Oltre alla violenza, il problema è anche il rispetto della parità di genere in vari ambiti. Dalla salute alla professione. E, in termini di partecipazione e qualità dell’occupazione, siamo in coda a tutti e 27 i Paesi dell’Ue

La tragica vicenda di Giulia Cecchettin e, in generale, l’inaccettabile frequenza dei femminicidi in Italia ha riacceso l’attenzione dell’opinione pubblica sulla violenza sulle donne. Un aspetto della questione che mi sembra rilevante è anche la misura in cui la persistente discriminazione sociale ed economica nel nostro Paese causi una dipendenza delle donne rispetto ai loro compagni, che rende più difficile interrompere relazioni che dovrebbero esserlo da tempo, esponendole a maggiori rischi.

 

Per verificare lo stato attuale della discriminazione a sfavore delle donne volevo consultare l’ultimo “Bilancio di Genere” (e relativa Relazione al Parlamento), la pubblicazione annuale dedicata a questo tema dal ministero dell’Economia. Purtroppo l’ultimo volume disponibile è quello relativo al 2021. Mi dicono che il successivo, in ritardo, dovrebbe essere pubblicato presto, una volta ultimata la riforma nel suo formato prevista dal Pnrr. Riporto quindi le informazioni più recenti pubblicate dallo European Institute for Gender Equality (Eige), un’istituzione dell’Unione europea creata per monitorare gli sviluppi nella parità di genere nell’Unione. Il quadro è deludente.

 

Nonostante i progressi degli ultimi anni, l’indice di uguaglianza di genere dell’Eige ci vede al tredicesimo posto su 27 Paesi.

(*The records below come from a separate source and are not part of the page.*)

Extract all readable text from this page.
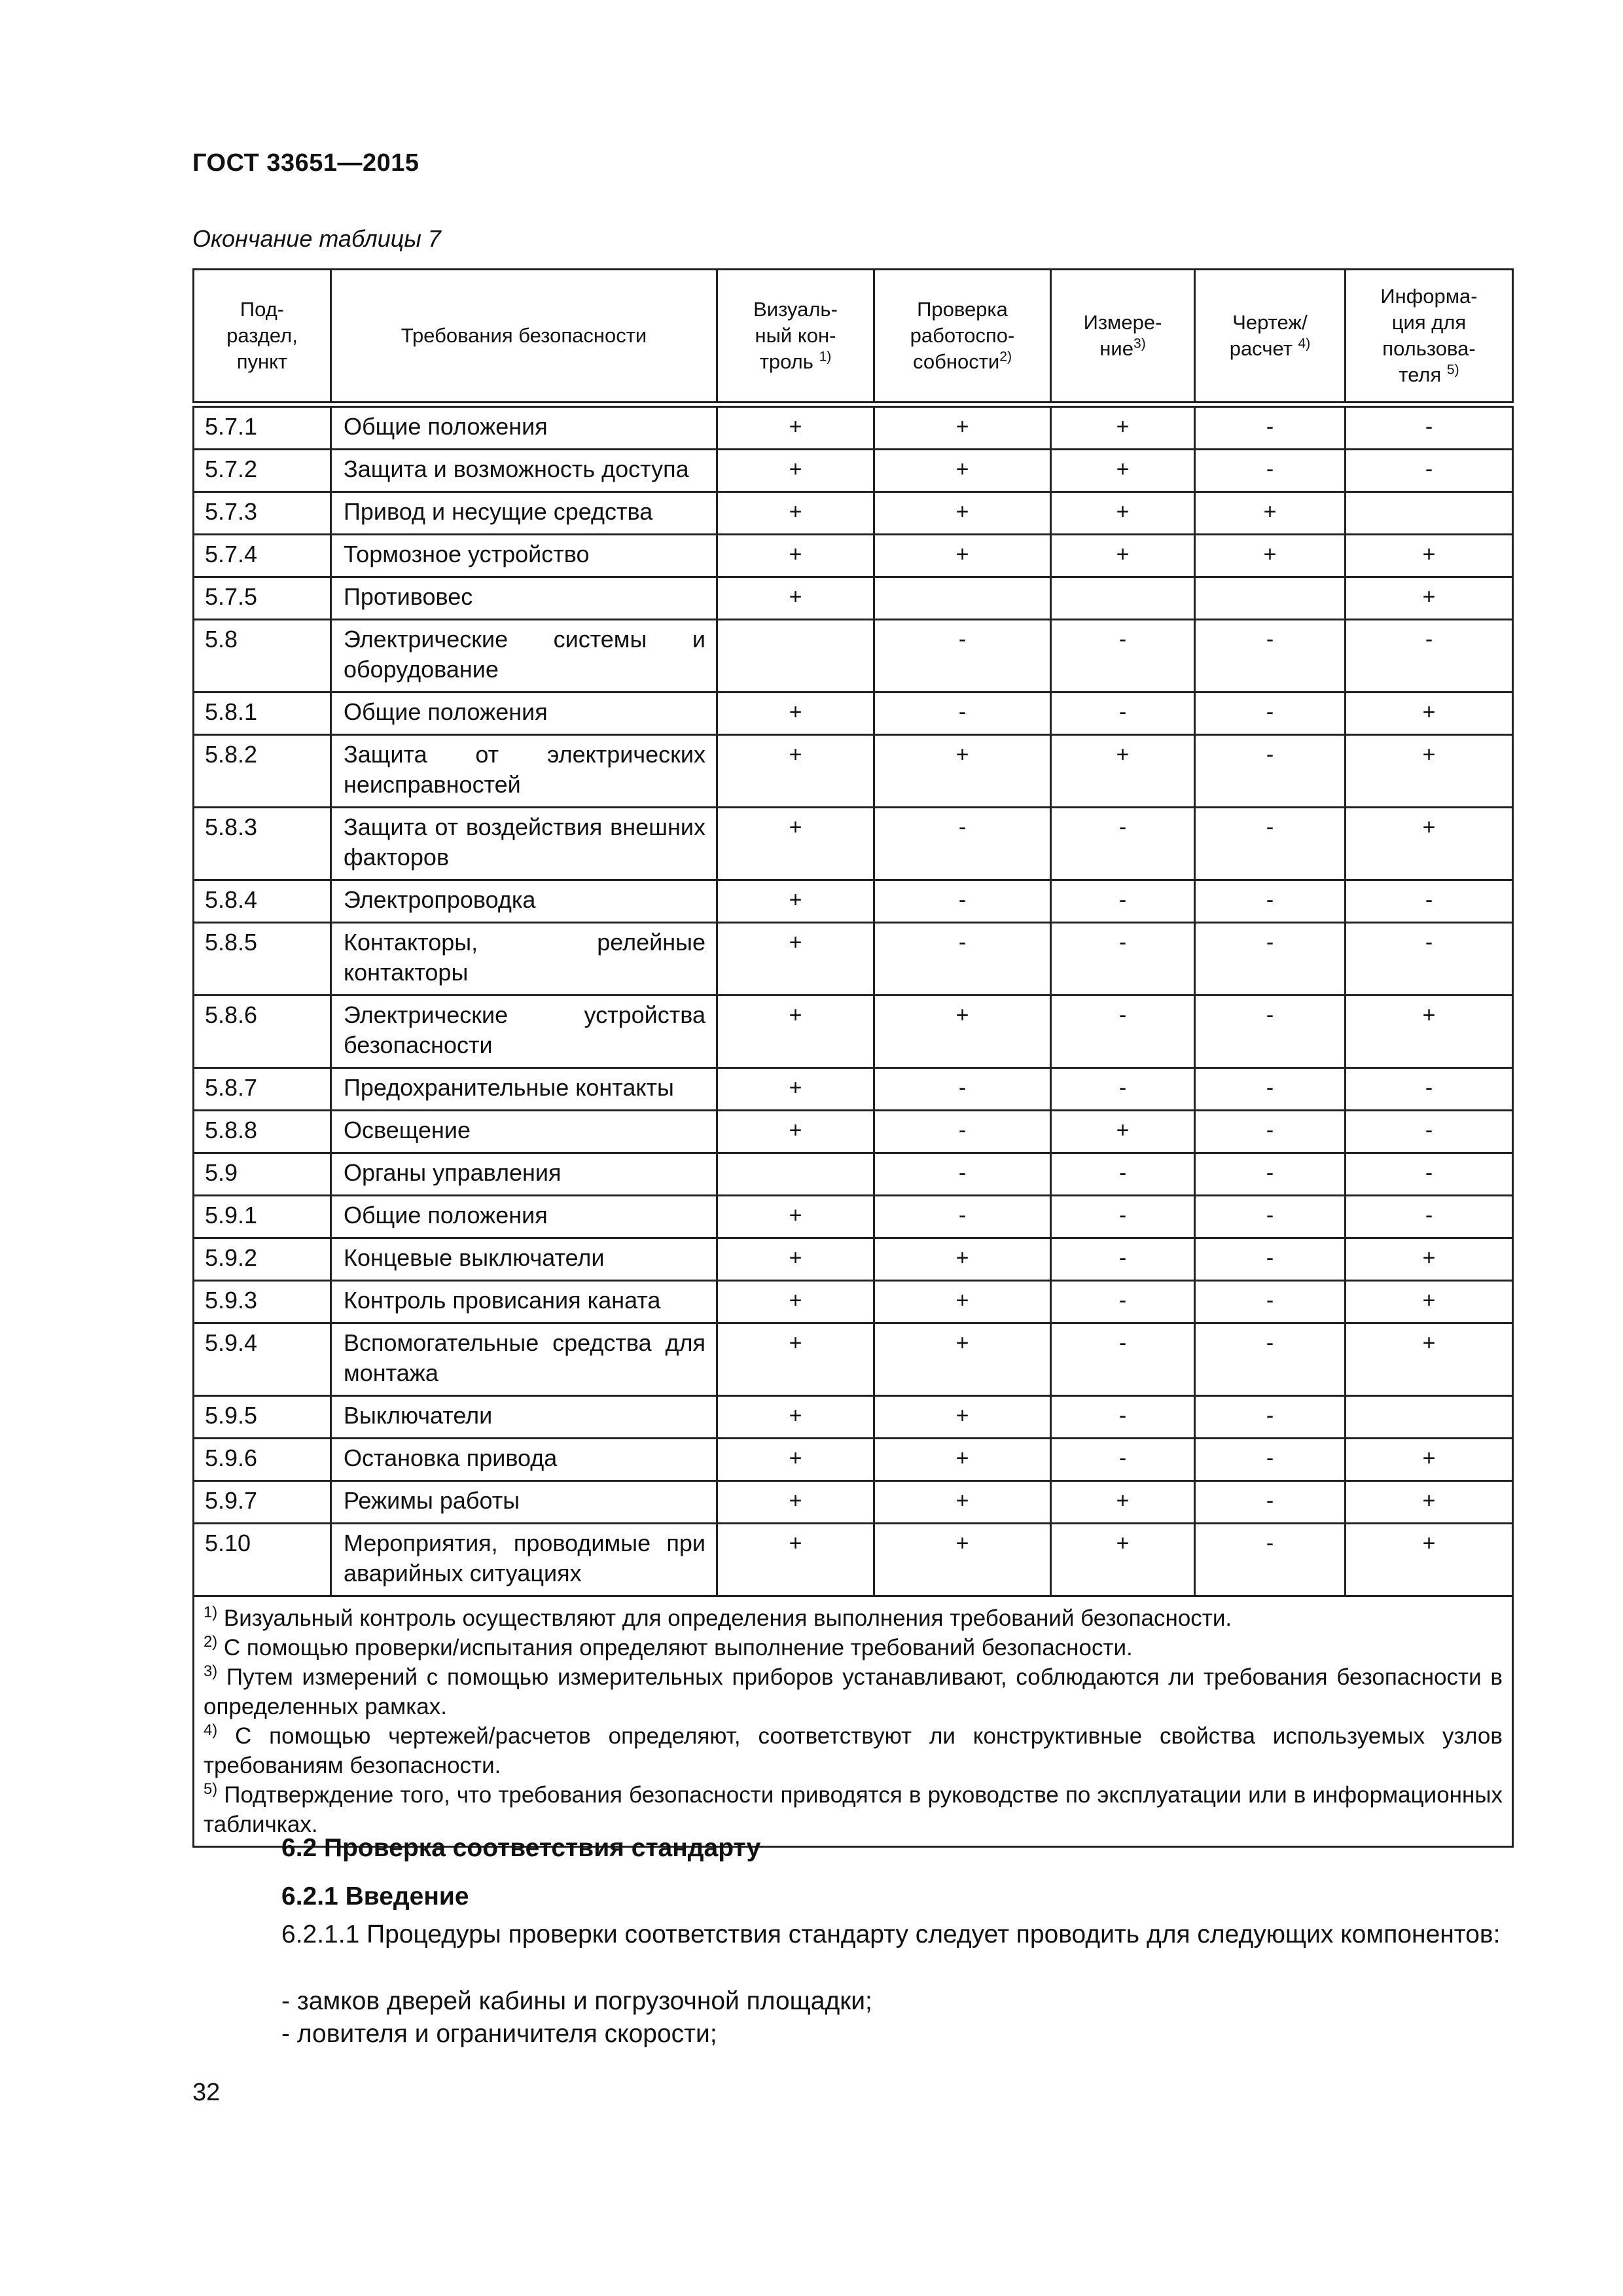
ГОСТ 33651—2015
Окончание таблицы 7
Под-
раздел,
пункт	Требования безопасности	Визуаль-
ный кон-
троль $^{1)}$	Проверка
работоспо-
собности$^{2)}$	Измере-
ние$^{3)}$	Чертеж/
расчет $^{4)}$	Информа-
ция для
пользова-
теля $^{5)}$
5.7.1	Общие положения	+	+	+	-	-
5.7.2	Защита и возможность доступа	+	+	+	-	-
5.7.3	Привод и несущие средства	+	+	+	+	
5.7.4	Тормозное устройство	+	+	+	+	+
5.7.5	Противовес	+				+
5.8	Электрические системы и оборудование		-	-	-	-
5.8.1	Общие положения	+	-	-	-	+
5.8.2	Защита от электрических неисправностей	+	+	+	-	+
5.8.3	Защита от воздействия внешних факторов	+	-	-	-	+
5.8.4	Электропроводка	+	-	-	-	-
5.8.5	Контакторы, релейные контакторы	+	-	-	-	-
5.8.6	Электрические устройства безопасности	+	+	-	-	+
5.8.7	Предохранительные контакты	+	-	-	-	-
5.8.8	Освещение	+	-	+	-	-
5.9	Органы управления		-	-	-	-
5.9.1	Общие положения	+	-	-	-	-
5.9.2	Концевые выключатели	+	+	-	-	+
5.9.3	Контроль провисания каната	+	+	-	-	+
5.9.4	Вспомогательные средства для монтажа	+	+	-	-	+
5.9.5	Выключатели	+	+	-	-	
5.9.6	Остановка привода	+	+	-	-	+
5.9.7	Режимы работы	+	+	+	-	+
5.10	Мероприятия, проводимые при аварийных ситуациях	+	+	+	-	+

$^{1)}$ Визуальный контроль осуществляют для определения выполнения требований безопасности.
$^{2)}$ С помощью проверки/испытания определяют выполнение требований безопасности.
$^{3)}$ Путем измерений с помощью измерительных приборов устанавливают, соблюдаются ли требования безопасности в определенных рамках.
$^{4)}$ С помощью чертежей/расчетов определяют, соответствуют ли конструктивные свойства используемых узлов требованиям безопасности.
$^{5)}$ Подтверждение того, что требования безопасности приводятся в руководстве по эксплуатации или в информационных табличках.						
6.2 Проверка соответствия стандарту
6.2.1 Введение
6.2.1.1 Процедуры проверки соответствия стандарту следует проводить для следующих компонентов:
- замков дверей кабины и погрузочной площадки;
- ловителя и ограничителя скорости;
32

Si potrebbe dire che siamo in posizione intermedia. Ma tra i Paesi con cui ci dovremmo confrontare, quelli più avanzati dell’Europa Occidentale, siamo agli ultimi posti. Facciamo meglio, e di poco, solo rispetto a Grecia, Portogallo, Cipro e Malta, mentre ci sopravanza, tra i Paesi dell’Est, la Slovenia. Tra i Paesi del Sud Europa stiamo nettamente indietro rispetto alla Spagna che è al quarto posto in classifica generale dopo Svezia, Danimarca e Olanda.

 

L’indice è composto da sei sotto-indici relativi a lavoro, risorse economiche, conoscenza, tempo (ossia la condivisione con gli uomini di attività sociali e di assistenza), potere (economico e politico) e salute. Ci salviamo, nel limitato senso che siamo al nono posto, solo per la salute. Ma siamo gli ultimi tra tutti i 27 Paesi dell’Unione per il lavoro, in termini di partecipazione al mondo del lavoro e di qualità del lavoro svolto. E, in quest’area, siamo all’ultimo posto da quando esiste la rilevazione, ossia dal 2010. Per le altre dimensioni siamo in posizione intermedia (al quattordicesimo posto per le risorse economiche, al tredicesimo posto per la conoscenza, al dodicesimo posto per il tempo e per il potere), ma indietro rispetto ai Paesi dell’Europa Occidentale, come per indice generale.

 

Di positivo possiamo dire che dal 2010, in quasi tutte le aree, abbiamo migliorato il punteggio più rapidamente degli altri Paesi, tanto che la nostra posizione in classifica generale ora è salita (il divario rispetto alla media europea era di 10 punti nel 2010 e ora è di 2 punti). Ma il miglioramento è stato limitato per il lavoro, le risorse finanziarie e la salute, mentre è stato molto forte per la condivisione del potere economico e politico. Il che suggerisce che miglioramenti ci sono stati per una ristretta élite di partecipanti ai vertici del potere, mentre per la maggior parte delle donne la situazione non è cambiata molto.

 

Concludo con l’auspicio che la pubblicazione del bilancio di genere non sia ritardata ulteriormente e che trovi, una volta giunta in Parlamento, un adeguato tempo per la sua discussione.